Recently, a leading multi-channel retailer engaged in a landing page test that sacrificed thousands of dollars and compromised plenty of ROI. The retailer’s fatal flaw? Relying solely on the almighty conversion rate.
The retailer tested two landing pages for its #1 keyword, “red jackets.” The first was a product list page featuring only red jackets; we’ll call this “The Red Page.” The second, “The Promo Page,” displayed an attractive young person modeling a jacket (not red), with a “Save $15 on orders over $100” promotion.
The search engine marketing team alternated “The Red Page” and “The Promo Page” for all keywords in their Google “red jacket” campaign. Two weeks later, in an executive meeting, the search engine marketing manager boasted about the results.
“The Red Page proved to be the winner in our landing-page test with a 21% higher conversion rate than our Promo Page,” the manager said.
The announcement of the test results prompted smiles, “good jobs,” and other congratulatory verbal and non-verbal reactions by executives; none of whom fully realized they had just been duped by the misleading nature of the conversion rate.
Conversion rates are one of the most measured and optimized metrics in search marketing, and for good reason. A conversion rate is the percentage of visitors that result in a sale. So when a conversion rate improves, it is logical to assume that the ultimate metric, ROI, will also improve. Well, not so fast.
As a search engine marketing professional, I face situations like this all the time. Clients and other online marketers place too much emphasis on conversion rates when measuring performance. But conversion rates aren’t always king; king being defined as an “absolute ruler.” It is not absolutely guaranteed that one landing page, text ad, or other marketing component is performing better than another solely based on conversion rates.
While excited over the success of “The Red Page,” search engine marketer X neglected other factors that affect campaign success like traffic, revenue, average order value (AOV), earnings per click (EPC), and ROI.
Some visitors arrived on “The Red Page,” found a red jacket which retailed for $50, and went through the checkout process.
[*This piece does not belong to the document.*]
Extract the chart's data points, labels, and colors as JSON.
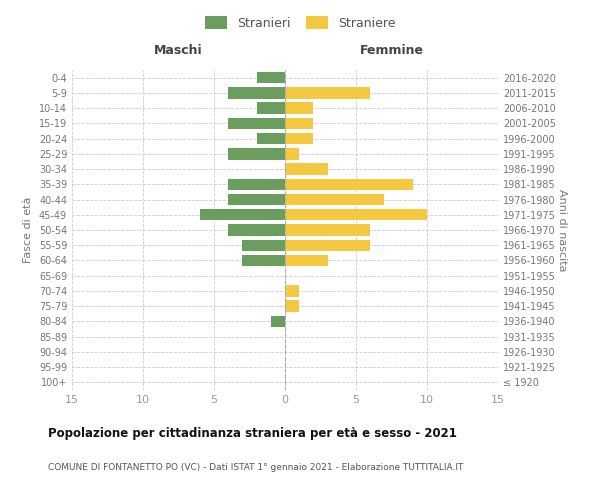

Others landed on “The Promo Page,” found a red jacket for $50, and noticed the additional incentive, which offered $15 off of orders over $100.
The data below illustrates how other factors play a considerable role in search marketing performance. Had search engine marketer X considered more than conversion rates, the retailer would have maximized ROI and revenue.
Red Page: 2.3% Conversion Rate
Promo Page: 1.9% Conversion Rate
Lifetime value aside, the “Promo Page” is the true king in this test. If the retailer actually stopped testing the “Promo Page,” it would have forfeited $35 in AOV, $0.47 earnings per click, and a landing page that provided a 39% higher ROI. Not good at all.
Online marketers need to look at e-commerce conversion rates not as the sole performance indicator, but include it in a balanced scorecard that measures true online success.